Regression Analysis

Alumni donations are an important source of revenue for colleges and universities in the USA. If administrators could determine the factors that could lead to increases in the percentage of alumni who make a donation, they might be able to implement policies that could lead to increased revenues. Research shows that students who are more satisfied with their contact with teachers are more likely to graduate. As a result, one might suspect that smaller class sizes and lower student/faculty ratios might lead to a higher percentage of alumni who make a donation. The following table (1) shows data for 48 national universities. The graduation rate column is the percentage of students who initially enrolled at the university and graduated. The % of classes under 20 column shows the percentages of classes with fewer than 20 students that are offered. The student/faculty ratio column is the number of students enrolled divided by the total number of faculty.
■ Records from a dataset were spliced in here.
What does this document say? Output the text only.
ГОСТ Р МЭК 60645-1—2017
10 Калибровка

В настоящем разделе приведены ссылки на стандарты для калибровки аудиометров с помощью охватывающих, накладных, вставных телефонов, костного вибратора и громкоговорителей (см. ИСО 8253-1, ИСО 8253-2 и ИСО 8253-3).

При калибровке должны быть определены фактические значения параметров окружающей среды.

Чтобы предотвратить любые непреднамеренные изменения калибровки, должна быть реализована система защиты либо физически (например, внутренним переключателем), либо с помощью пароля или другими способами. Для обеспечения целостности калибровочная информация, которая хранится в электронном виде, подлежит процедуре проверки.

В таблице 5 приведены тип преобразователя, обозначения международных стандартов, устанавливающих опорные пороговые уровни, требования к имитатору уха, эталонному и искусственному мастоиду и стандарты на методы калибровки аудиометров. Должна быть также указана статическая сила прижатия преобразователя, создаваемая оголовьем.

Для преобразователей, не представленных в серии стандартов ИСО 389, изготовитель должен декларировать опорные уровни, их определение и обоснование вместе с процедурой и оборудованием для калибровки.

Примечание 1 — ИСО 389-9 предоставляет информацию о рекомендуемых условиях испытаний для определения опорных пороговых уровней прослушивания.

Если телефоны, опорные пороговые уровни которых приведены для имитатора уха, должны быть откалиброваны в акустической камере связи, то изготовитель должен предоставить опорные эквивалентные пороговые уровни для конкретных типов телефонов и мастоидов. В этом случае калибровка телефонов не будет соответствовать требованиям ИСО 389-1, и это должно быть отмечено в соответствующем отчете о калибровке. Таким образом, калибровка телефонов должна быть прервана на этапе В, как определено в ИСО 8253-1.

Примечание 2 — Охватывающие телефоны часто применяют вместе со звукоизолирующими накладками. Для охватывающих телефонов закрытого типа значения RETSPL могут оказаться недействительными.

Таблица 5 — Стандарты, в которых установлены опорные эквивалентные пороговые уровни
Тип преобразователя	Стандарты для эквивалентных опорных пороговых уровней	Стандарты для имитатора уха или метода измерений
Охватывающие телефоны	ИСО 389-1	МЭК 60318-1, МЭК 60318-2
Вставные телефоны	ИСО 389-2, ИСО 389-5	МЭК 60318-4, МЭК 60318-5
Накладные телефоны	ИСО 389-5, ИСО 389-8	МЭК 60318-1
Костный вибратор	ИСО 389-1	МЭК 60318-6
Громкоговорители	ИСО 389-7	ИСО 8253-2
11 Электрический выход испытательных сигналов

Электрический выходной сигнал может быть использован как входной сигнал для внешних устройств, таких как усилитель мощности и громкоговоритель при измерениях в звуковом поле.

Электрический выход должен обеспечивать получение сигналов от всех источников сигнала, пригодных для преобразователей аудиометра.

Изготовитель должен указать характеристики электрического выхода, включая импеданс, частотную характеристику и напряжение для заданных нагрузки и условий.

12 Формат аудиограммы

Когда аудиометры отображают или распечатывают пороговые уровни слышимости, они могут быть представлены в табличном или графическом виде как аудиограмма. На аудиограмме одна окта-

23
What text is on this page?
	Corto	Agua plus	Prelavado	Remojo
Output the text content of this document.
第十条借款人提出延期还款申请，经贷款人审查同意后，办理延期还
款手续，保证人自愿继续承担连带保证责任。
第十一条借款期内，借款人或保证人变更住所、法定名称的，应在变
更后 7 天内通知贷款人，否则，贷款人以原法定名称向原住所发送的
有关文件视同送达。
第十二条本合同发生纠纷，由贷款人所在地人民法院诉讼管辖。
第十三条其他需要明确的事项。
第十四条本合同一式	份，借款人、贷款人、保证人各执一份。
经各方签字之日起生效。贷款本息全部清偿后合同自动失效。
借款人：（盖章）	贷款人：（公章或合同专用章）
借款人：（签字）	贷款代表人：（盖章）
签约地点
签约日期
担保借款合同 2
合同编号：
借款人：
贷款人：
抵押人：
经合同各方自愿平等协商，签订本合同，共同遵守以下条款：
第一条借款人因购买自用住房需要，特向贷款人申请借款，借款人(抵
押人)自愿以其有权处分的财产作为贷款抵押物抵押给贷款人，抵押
Finally, the alumni giving rate column is the percentage of alumni who made a donation to the university.

 

University	State	Graduation Rate	% of Classes Under 20	Student-Faculty Ratio	Alumni Giving Rate
Boston College	MA	85	39	13	25
Brandeis University	MA	79	68	8	33
Brown University	RI	93	60	8	40
California Institute of Technology	CA	85	65	3	46
Carnegie Mellon University	PA	75	67	10	28
Case Western Reserve Univ.	OH	72	52	8	31
College of William and Mary	VA	89	45	12	27
Columbia University	NY	90	69	7	31
Cornell University	NY	91	72	13	35
Dartmouth College	NH	94	61	10	53
Duke University	NC	92	68	8	45
Emory University	GA	84	65	7	37
Harvard University	MA	97	73	8	46
Johns Hopkins University	MD	89	64	9	27
Lehigh University	PA	81	55	11	40
Massachusetts Inst. of Technology	MA	92	65	6	44
New York University	NY	72	63	13	13
Northwestern University	IL	90	66	8	30
Pennsylvania State Univ.	PA	80	32	19	21
Princeton University	NJ	95	68	5	67
Rice University	TX	92	62	8	40
Stanford University	CA	92	69	7	34
Tufts University	MA	87	67	9	29
Tulane University	LA	72	56	12	17
U. of California–Berkeley	CA	83	58	17	18
U. of California–Davis	CA	74	32	19	7
U. of California–Irvine	CA	74	42	20	9
U. of California–LosAngeles	CA	78	41	18	13
U. of California–SanDiego	CA	80	48	19	8
U. of California–Santa Barbara	CA	70	45	20	12
U. of Chicago	IL	84	65	4	36
U. of Florida	FL	67	31	23	19
U. of Illinois–UrbanaChampaign	IL	77	29	15	23
U. of Michigan–AnnArbor	MI	83	51	15	13
U. of NorthCarolina–Chapel Hill	NC	82	40	16	26
U. of NotreDame	IN	94	53	13	49
U. of Pennsylvania	PA	90	65	7	41
U. of Rochester	NY	76	63	10	23
U. of Southern California	CA	70	53	13	22
U. of Texas–Austin	TX	66	39	21	13
U. of Virginia	VA	92	44	13	28
U. of Washington	WA	70	37	12	12
U. of Wisconsin–Madison	WI	73	37	13	13
Vanderbilt University	TN	82	68	9	31
Wake Forest University	NC	82	59	11	38
Washington University–St. Louis	MO	86	73	7	33
Yale University	CT	94	77	7	50

 

a) Use methods of descriptive statistics to summarise the variables “alumni giving rate” and“graduation rate” 
b) Conduct the correlation analysis among all the variables, and discuss your findings 
c) Develop an estimated simple regression model that can be used to predict the alumni giving rate, given the graduation rate. Discuss your findings. 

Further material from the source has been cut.